To be fair, Porter did start with significant advantages. Foremost was more than $125 million of startup capital, the second-highest total in the history of the industry, behind JetBlue. Deluce sank $55 million of that into a flagship terminal at Toronto's Billy Bishop City Airport, which was an underutilized anachronism. A mere 90-second ferry ride from the mainland and, from there, about 15 minutes by shuttle to downtown, it's perhaps the best-positioned of the second-tier urban airports in North America. From the start, the airport's manageable size, convenient location and hipster-meets-businessman attitude has been a major part of Porter's marketing campaign.

Porter also seems to have chosen the right aircraft. Whereas most legacy carriers--United, American, Delta, the European flagships--need to sell more than 80 percent of seats to break even on a typical flight, and so-called low-fare carriers like Southwest and Spirit hover in the 70s, according to Deluce, the percentage for the Q400--the only plane Porter flies--is in the high 50s. "That gives us a significant financial advantage," he says.

Deluce had been harboring a desire to base an airline at Billy Bishop since he learned to fly there while in high school. After graduating from Montreal's McGill University, he made a career for himself as an air-travel entrepreneur, from small-time hunting-and-fishing charters to the short-lived Canada 3000 airline. All along he believed that a properly run airline out of a secondary airport minutes away from Toronto's core could be a compelling business opportunity. "I felt Billy Bishop could attract half a million passengers a year," he says.

As the experience of air travel became more stripped-down, he saw that offering customers the kind of service and comfort they might have enjoyed before the industry started commoditizing its product in the 1990s could be a point of difference. "This is an airline that tries to present a slightly more refined product," Deluce says, noting that Tyler Brûlé, creator of acclaimed design publications Wallpaper and Monocle, is behind the airline's in-flight magazine, Re:Porter. "Passengers who are a little more discerning tend to appreciate the subtle differences."

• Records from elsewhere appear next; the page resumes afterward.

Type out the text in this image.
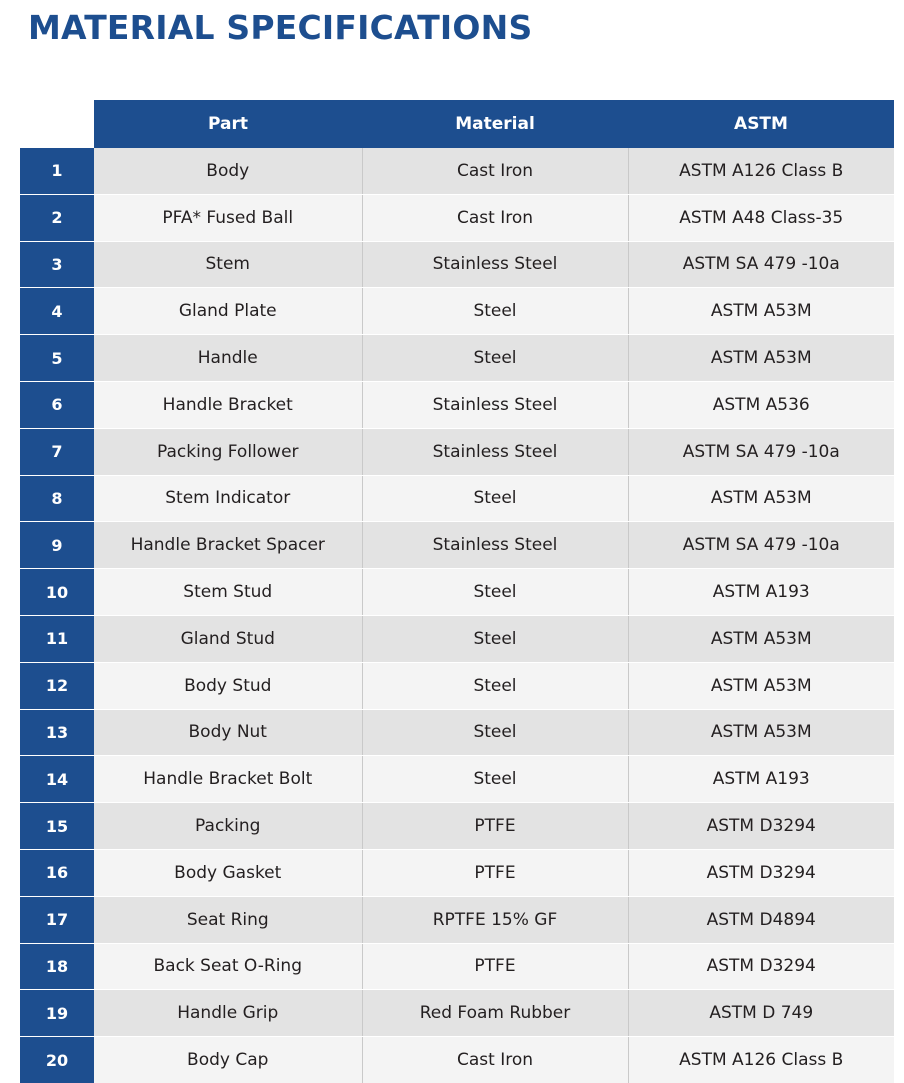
MATERIAL SPECIFICATIONS
	Part	Material	ASTM
1	Body	Cast Iron	ASTM A126 Class B
2	PFA* Fused Ball	Cast Iron	ASTM A48 Class-35
3	Stem	Stainless Steel	ASTM SA 479 -10a
4	Gland Plate	Steel	ASTM A53M
5	Handle	Steel	ASTM A53M
6	Handle Bracket	Stainless Steel	ASTM A536
7	Packing Follower	Stainless Steel	ASTM SA 479 -10a
8	Stem Indicator	Steel	ASTM A53M
9	Handle Bracket Spacer	Stainless Steel	ASTM SA 479 -10a
10	Stem Stud	Steel	ASTM A193
11	Gland Stud	Steel	ASTM A53M
12	Body Stud	Steel	ASTM A53M
13	Body Nut	Steel	ASTM A53M
14	Handle Bracket Bolt	Steel	ASTM A193
15	Packing	PTFE	ASTM D3294
16	Body Gasket	PTFE	ASTM D3294
17	Seat Ring	RPTFE 15% GF	ASTM D4894
18	Back Seat O-Ring	PTFE	ASTM D3294
19	Handle Grip	Red Foam Rubber	ASTM D 749
20	Body Cap	Cast Iron	ASTM A126 Class B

They're not the only ones. These days the otherwise monolithic Air Canada has started matching some of Porter's amenities on the Toronto-Montreal route, and even operating a few flights out of Billy Bishop. Meanwhile, The Toronto Port Authority is building a pedestrian tunnel so passengers with time constraints won't even need to wait for the ferry. Deluce is also considering expanding his U.S. presence with flights from Boston and New York to other Canadian cities.

The trick, he believes, is to grow without losing the aspects of the airline that make it unique. "Some of the first principles that made flying successful in earlier times aren't a bad idea to emulate, in the context of the technologies and security issues of today," he says. "You know, our name is no accident. The role of a porter traditionally was to help you on your way, reduce some of the discomforts of travel, make the whole thing easier. At Porter Airlines, that's embodied in our culture."